The assumption $\lambda \gg H^2/vt$ implies that the process time is much longer than the thermal diffusion time within the gas ( $t \gg H^2/v\lambda$ ). This allows us to assume the gas remains in thermal equilibrium at all times, described by a single RMS speed $v$ . Consequently, instead of tracking the entire gas, we can find the average energy transfer rate by analyzing the interaction of a single representative molecule with the piston and then averaging over the Maxwell distribution.
From this viewpoint, the key physical quantities—the frequency of collisions with the piston and the velocity distribution of colliding particles—are determined solely by the gas’s thermal state.
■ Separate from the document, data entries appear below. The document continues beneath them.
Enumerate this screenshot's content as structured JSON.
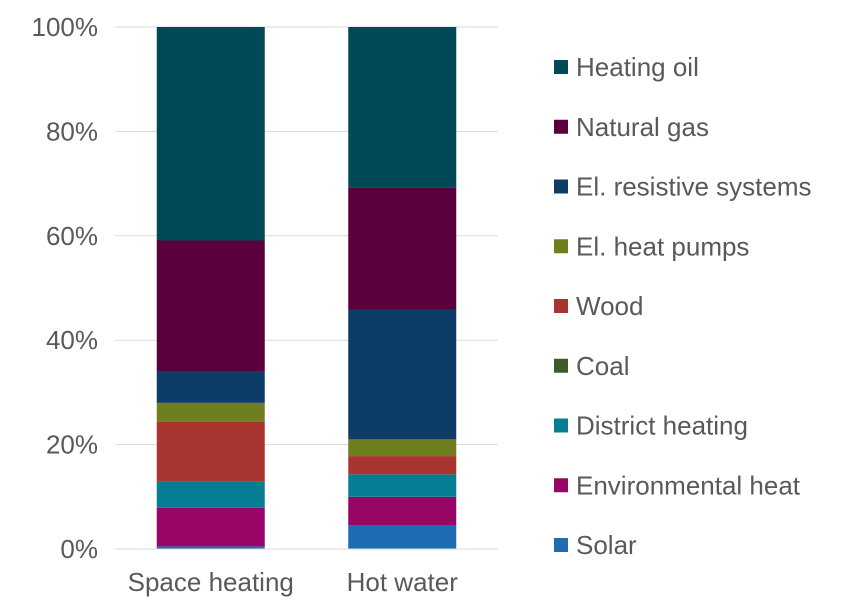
{
  "chart_data": {
    "type": "bar",
    "stacked": true,
    "percent_stacked": true,
    "title": "",
    "xlabel": "",
    "ylabel": "",
    "ylim": [
      0,
      100
    ],
    "y_ticks": [
      "0%",
      "20%",
      "40%",
      "60%",
      "80%",
      "100%"
    ],
    "grid": true,
    "legend_position": "right",
    "categories": [
      "Space heating",
      "Hot water"
    ],
    "series": [
      {
        "name": "Solar",
        "color": "#1f6cb5",
        "values": [
          0.5,
          4.6
        ]
      },
      {
        "name": "Environmental heat",
        "color": "#970566",
        "values": [
          7.4,
          5.4
        ]
      },
      {
        "name": "District heating",
        "color": "#077d94",
        "values": [
          5.0,
          4.3
        ]
      },
      {
        "name": "Coal",
        "color": "#3e5a2a",
        "values": [
          0.0,
          0.0
        ]
      },
      {
        "name": "Wood",
        "color": "#a93530",
        "values": [
          11.5,
          3.5
        ]
      },
      {
        "name": "El. heat pumps",
        "color": "#6f7e1e",
        "values": [
          3.6,
          3.2
        ]
      },
      {
        "name": "El. resistive systems",
        "color": "#0d3c66",
        "values": [
          6.1,
          24.8
        ]
      },
      {
        "name": "Natural gas",
        "color": "#5a003c",
        "values": [
          25.0,
          23.5
        ]
      },
      {
        "name": "Heating oil",
        "color": "#004957",
        "values": [
          40.9,
          30.7
        ]
      }
    ]
  }
}
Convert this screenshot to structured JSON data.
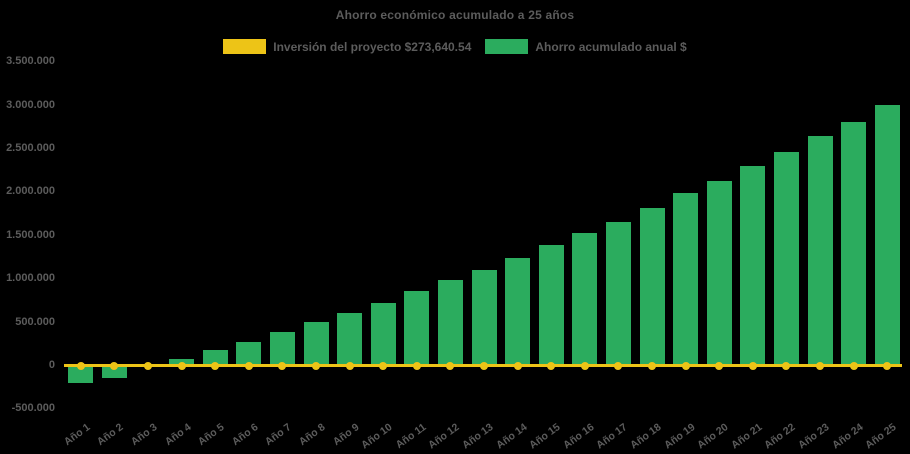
{
  "chart": {
    "title": "Ahorro económico acumulado a 25 años",
    "legend": [
      {
        "label": "Inversión del proyecto $273,640.54",
        "series": "inversion"
      },
      {
        "label": "Ahorro acumulado anual $",
        "series": "ahorro"
      }
    ]
  },
  "colors": {
    "background": "#000000",
    "text": "#5c5c5c",
    "bar_green": "#2BAC5E",
    "line_yellow": "#EDC417"
  },
  "chart_data": {
    "type": "bar",
    "title": "Ahorro económico acumulado a 25 años",
    "categories": [
      "Año 1",
      "Año 2",
      "Año 3",
      "Año 4",
      "Año 5",
      "Año 6",
      "Año 7",
      "Año 8",
      "Año 9",
      "Año 10",
      "Año 11",
      "Año 12",
      "Año 13",
      "Año 14",
      "Año 15",
      "Año 16",
      "Año 17",
      "Año 18",
      "Año 19",
      "Año 20",
      "Año 21",
      "Año 22",
      "Año 23",
      "Año 24",
      "Año 25"
    ],
    "series": [
      {
        "name": "Ahorro acumulado anual $",
        "type": "bar",
        "color": "#2BAC5E",
        "values": [
          -210000,
          -150000,
          0,
          70000,
          175000,
          265000,
          385000,
          500000,
          600000,
          720000,
          850000,
          980000,
          1100000,
          1230000,
          1380000,
          1520000,
          1650000,
          1810000,
          1980000,
          2120000,
          2290000,
          2450000,
          2640000,
          2800000,
          3000000
        ]
      },
      {
        "name": "Inversión del proyecto $273,640.54",
        "type": "line",
        "color": "#EDC417",
        "values": [
          0,
          0,
          0,
          0,
          0,
          0,
          0,
          0,
          0,
          0,
          0,
          0,
          0,
          0,
          0,
          0,
          0,
          0,
          0,
          0,
          0,
          0,
          0,
          0,
          0
        ]
      }
    ],
    "ylim": [
      -500000,
      3500000
    ],
    "ytick_step": 500000,
    "yticks": [
      {
        "label": "3.500.000",
        "value": 3500000
      },
      {
        "label": "3.000.000",
        "value": 3000000
      },
      {
        "label": "2.500.000",
        "value": 2500000
      },
      {
        "label": "2.000.000",
        "value": 2000000
      },
      {
        "label": "1.500.000",
        "value": 1500000
      },
      {
        "label": "1.000.000",
        "value": 1000000
      },
      {
        "label": "500.000",
        "value": 500000
      },
      {
        "label": "0",
        "value": 0
      },
      {
        "label": "-500.000",
        "value": -500000
      }
    ],
    "grid": false,
    "legend_position": "top-center",
    "x_label_rotation_deg": -36
  }
}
Therefore, our analysis correctly describes the thermalized gas ( $H \gg \lambda$ ) even though we model the molecule’s round-trip journey ballistically.
Let us denote with $p_+$ and $p_-$ the probabilities for a molecule with vertical speed $w$ to collide with the piston during its downward (approaching) and upward (receding) stroke, respectively. Since the collision frequency is proportional to the relative speed $w \pm u$ , we find:

\frac{p_+}{p_-} = \frac{w + u}{w-u}, \quad \text{which implies} \quad p_{\pm} = \frac{1}{2}\left(1 \pm \frac{u}{w}\right).

The molecular velocity after collision is $-w \pm 2u$ . The mass-normalized expected change in kinetic energy, averaged over one probabilistic interaction cycle, is therefore:

\langle \Delta(\tfrac{1}{2}w^2) \rangle = \frac{1}{2}\left[ p_+(-w+2u)^2 + p_-(-w-2u)^2 \right] - \frac{1}{2}w^2 = 4u^2.

It is remarkable that the expected energy gain per molecule per interaction, $4mu^2$ , is independent of the molecule’s own speed.
The mass-normalized rate of energy gain for a single molecule is this quantity multiplied by its collision frequency, $f = |w|/2H$ . To find the heating rate for the entire gas, we average this over the Maxwell distribution for all molecules:

\frac{\mathrm{d}}{\mathrm{d}t}\langle \tfrac{1}{2}v^2 \rangle = \langle 4u^2 f \rangle = \frac{2u^2}{H}\langle |w| \rangle.

Using the kinetic theory result $\langle|w|\rangle = v\sqrt{2/3\pi}$ and the identity $\mathrm{d}\langle\frac{1}{2}v^2\rangle = v,\mathrm{d}v$ , we obtain the differential equation:

v,\mathrm{d}v = \frac{2u^2}{H} v\sqrt{\frac{2}{3\pi}},\mathrm{d}t \quad \implies \quad \mathrm{d}v = \frac{u^2}{H}\sqrt{\frac{8}{3\pi}},\mathrm{d}t.

Integrating this from the initial speed $v$ to the final speed $2v$ yields:

v = \frac{u^2}{H}\sqrt{\frac{8}{3\pi}} t \quad \implies \quad t = \frac{Hv}{u^2}\sqrt{\frac{3\pi}{8}}.